As shown in the Table 2 and Figure 3, the error obtained from the approximation using SSBPs is acceptable, while the error from SBPs becomes so large that it distorts the function’s shape. This demonstrates that SSBPs offer a superior approximation performance for this function. Figure 3 shows the approximation results for polynomial degrees $n=50,100,700,3000,5000,7000$, corresponding to the results summarized in Table 2.

Table 2. Maximal approximation errors given by BPs, SBPs, and SSBPs.

	n	50	100	400	1000	3000	5000	7000
$f_2$	BP	0.2860	0.1659	0.0469	0.0193	0.0065	0.0039	0.0021
	SBP	2.4255	1.8618	1.0705	1.0248	0.2801	0.2673	0.0239
	SSBP	0.7121	0.4584	0.1828	0.0561	0.0221	0.0212	0.0187

Figure 3. Pointwise approximation errors (to $f_2$) given by BPs, SBPs, and SSBPs in one trial.

In Figure 4, the horizontal axes represent the polynomial degrees for SBPs and SSBPs, while the vertical axes represent the probabilities of certain events occurring. Here, the specific event is defined as the approximation error exceeding 0.5. The probability of the error exceeding 0.5 decreases exponentially as n increases for SSBPs. In contrast, the probability associated with SBPs does not decay as rapidly. This indicates that SBPs are not as effective in approximating functions with large curvature variations, and their performance degrades further as the standard deviation of the normal density function increases.

Figure 4. $f_2$: Simulations of probabilistic convergence of SBPs and SSBPs in 1000 trials.
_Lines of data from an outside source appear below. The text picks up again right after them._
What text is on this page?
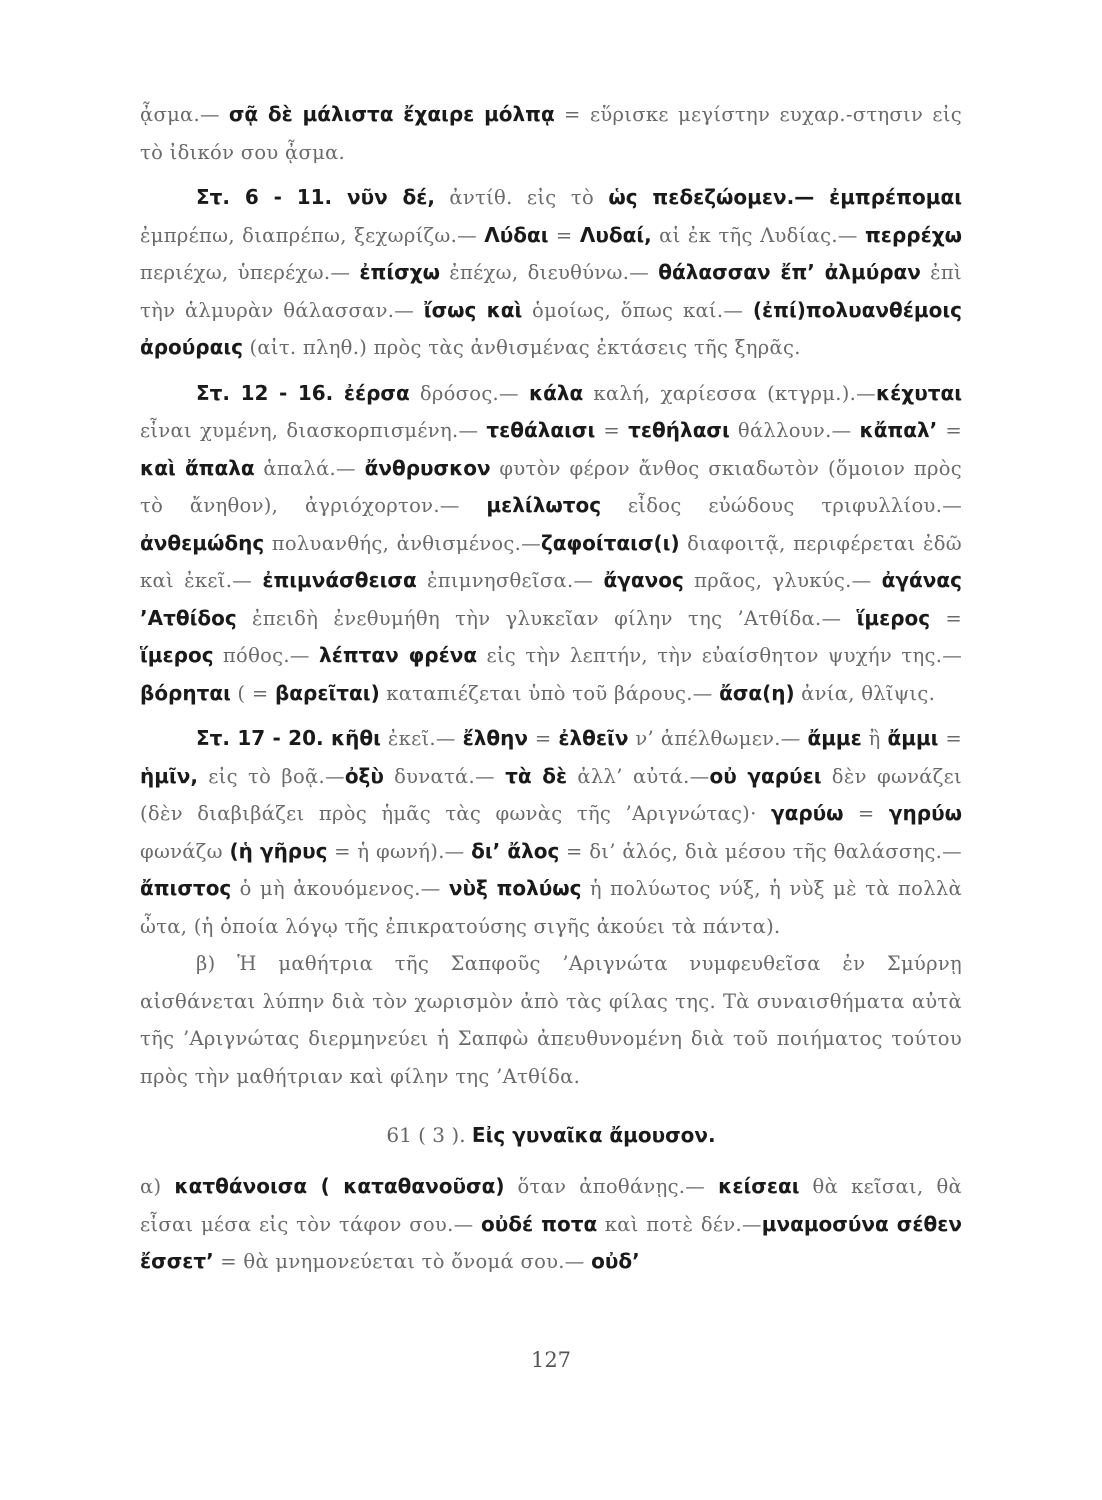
ᾆσμα.— σᾷ δὲ μάλιστα ἔχαιρε μόλπᾳ = εὕρισκε μεγίστην ευχαρ.-στησιν εἰς τὸ ἰδικόν σου ᾆσμα.

Στ. 6 - 11. νῦν δέ, ἀντίθ. εἰς τὸ ὡς πεδεζώομεν.— ἐμπρέπομαι ἐμπρέπω, διαπρέπω, ξεχωρίζω.— Λύδαι = Λυδαί, αἱ ἐκ τῆς Λυδίας.— περρέχω περιέχω, ὑπερέχω.— ἐπίσχω ἐπέχω, διευθύνω.— θάλασσαν ἔπ’ ἀλμύραν ἐπὶ τὴν ἁλμυρὰν θάλασσαν.— ἴσως καὶ ὁμοίως, ὅπως καί.— (ἐπί)πολυανθέμοις ἀρούραις (αἰτ. πληθ.) πρὸς τὰς ἀνθισμένας ἐκτάσεις τῆς ξηρᾶς.

Στ. 12 - 16. ἐέρσα δρόσος.— κάλα καλή, χαρίεσσα (κτγρμ.).—κέχυται εἶναι χυμένη, διασκορπισμένη.— τεθάλαισι = τεθήλασι θάλλουν.— κἄπαλ’ = καὶ ἄπαλα ἁπαλά.— ἄνθρυσκον φυτὸν φέρον ἄνθος σκιαδωτὸν (ὅμοιον πρὸς τὸ ἄνηθον), ἀγριόχορτον.— μελίλωτος εἶδος εὐώδους τριφυλλίου.— ἀνθεμώδης πολυανθής, ἀνθισμένος.—ζαφοίταισ(ι) διαφοιτᾷ, περιφέρεται ἐδῶ καὶ ἐκεῖ.— ἐπιμνάσθεισα ἐπιμνησθεῖσα.— ἄγανος πρᾶος, γλυκύς.— ἀγάνας ’Ατθίδος ἐπειδὴ ἐνεθυμήθη τὴν γλυκεῖαν φίλην της ’Ατθίδα.— ἵμερος = ἵμερος πόθος.— λέπταν φρένα εἰς τὴν λεπτήν, τὴν εὐαίσθητον ψυχήν της.— βόρηται ( = βαρεῖται) καταπιέζεται ὑπὸ τοῦ βάρους.— ἄσα(η) ἀνία, θλῖψις.

Στ. 17 - 20. κῆθι ἐκεῖ.— ἔλθην = ἐλθεῖν ν’ ἀπέλθωμεν.— ἄμμε ἢ ἄμμι = ἡμῖν, εἰς τὸ βοᾷ.—ὀξὺ δυνατά.— τὰ δὲ ἀλλ’ αὐτά.—οὐ γαρύει δὲν φωνάζει (δὲν διαβιβάζει πρὸς ἡμᾶς τὰς φωνὰς τῆς ’Αριγνώτας)· γαρύω = γηρύω φωνάζω (ἡ γῆρυς = ἡ φωνή).— δι’ ἄλος = δι’ ἁλός, διὰ μέσου τῆς θαλάσσης.—ἄπιστος ὁ μὴ ἀκουόμενος.— νὺξ πολύως ἡ πολύωτος νύξ, ἡ νὺξ μὲ τὰ πολλὰ ὦτα, (ἡ ὁποία λόγῳ τῆς ἐπικρατούσης σιγῆς ἀκούει τὰ πάντα).

β) Ἡ μαθήτρια τῆς Σαπφοῦς ’Αριγνώτα νυμφευθεῖσα ἐν Σμύρνῃ αἰσθάνεται λύπην διὰ τὸν χωρισμὸν ἀπὸ τὰς φίλας της. Τὰ συναισθήματα αὐτὰ τῆς ’Αριγνώτας διερμηνεύει ἡ Σαπφὼ ἀπευθυνομένη διὰ τοῦ ποιήματος τούτου πρὸς τὴν μαθήτριαν καὶ φίλην της ’Ατθίδα.

61 ( 3 ). Εἰς γυναῖκα ἄμουσον.

α) κατθάνοισα ( καταθανοῦσα) ὅταν ἀποθάνῃς.— κείσεαι θὰ κεῖσαι, θὰ εἶσαι μέσα εἰς τὸν τάφον σου.— οὐδέ ποτα καὶ ποτὲ δέν.—μναμοσύνα σέθεν ἔσσετ’ = θὰ μνημονεύεται τὸ ὄνομά σου.— οὐδ’

127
Thus, we can observe that SSBPs are well-suited for approximating functions with large curvature changes, as the error remains manageable. From the comparison of these two very different functions—the uniform distribution and the normal density function—it becomes evident that SSBPs can handle noisy data effectively while providing approximation results comparable to classical BPs. Therefore, we conclude that SSBPs are highly reliable for these types of approximations.

6. Conclusions

This paper demonstrates the exponential convergence of SSBPs under the $L_p$ ($1\le p\le \infty$) norm. Theoretical analysis shows that the ${\omega }_2$-error bound of SSBPs is comparable to that of classical BPs and significantly outperforms the SBPs, while maintaining an $\mathcal{O}(N)$ computational complexity. It is worth mentioning that we establish probabilistic convergence rates for the general $L_p$ norm (Theorem 3), with explicit dependence on the parameter p. However, the numerical experiments in this study exclusively validate the $L_{\infty }$ and exponential convergence. While $L_{\infty }$ control provides a theoretical upper bound for $L_p$ errors, the actual convergence behavior for finite p values may exhibit distinct characteristics. Although the current study is limited to the univariate case, these findings provide new research directions for the field of stochastic computation, particularly in the extension to multivariate cases and the optimization of computational complexity, which are of significant exploratory value.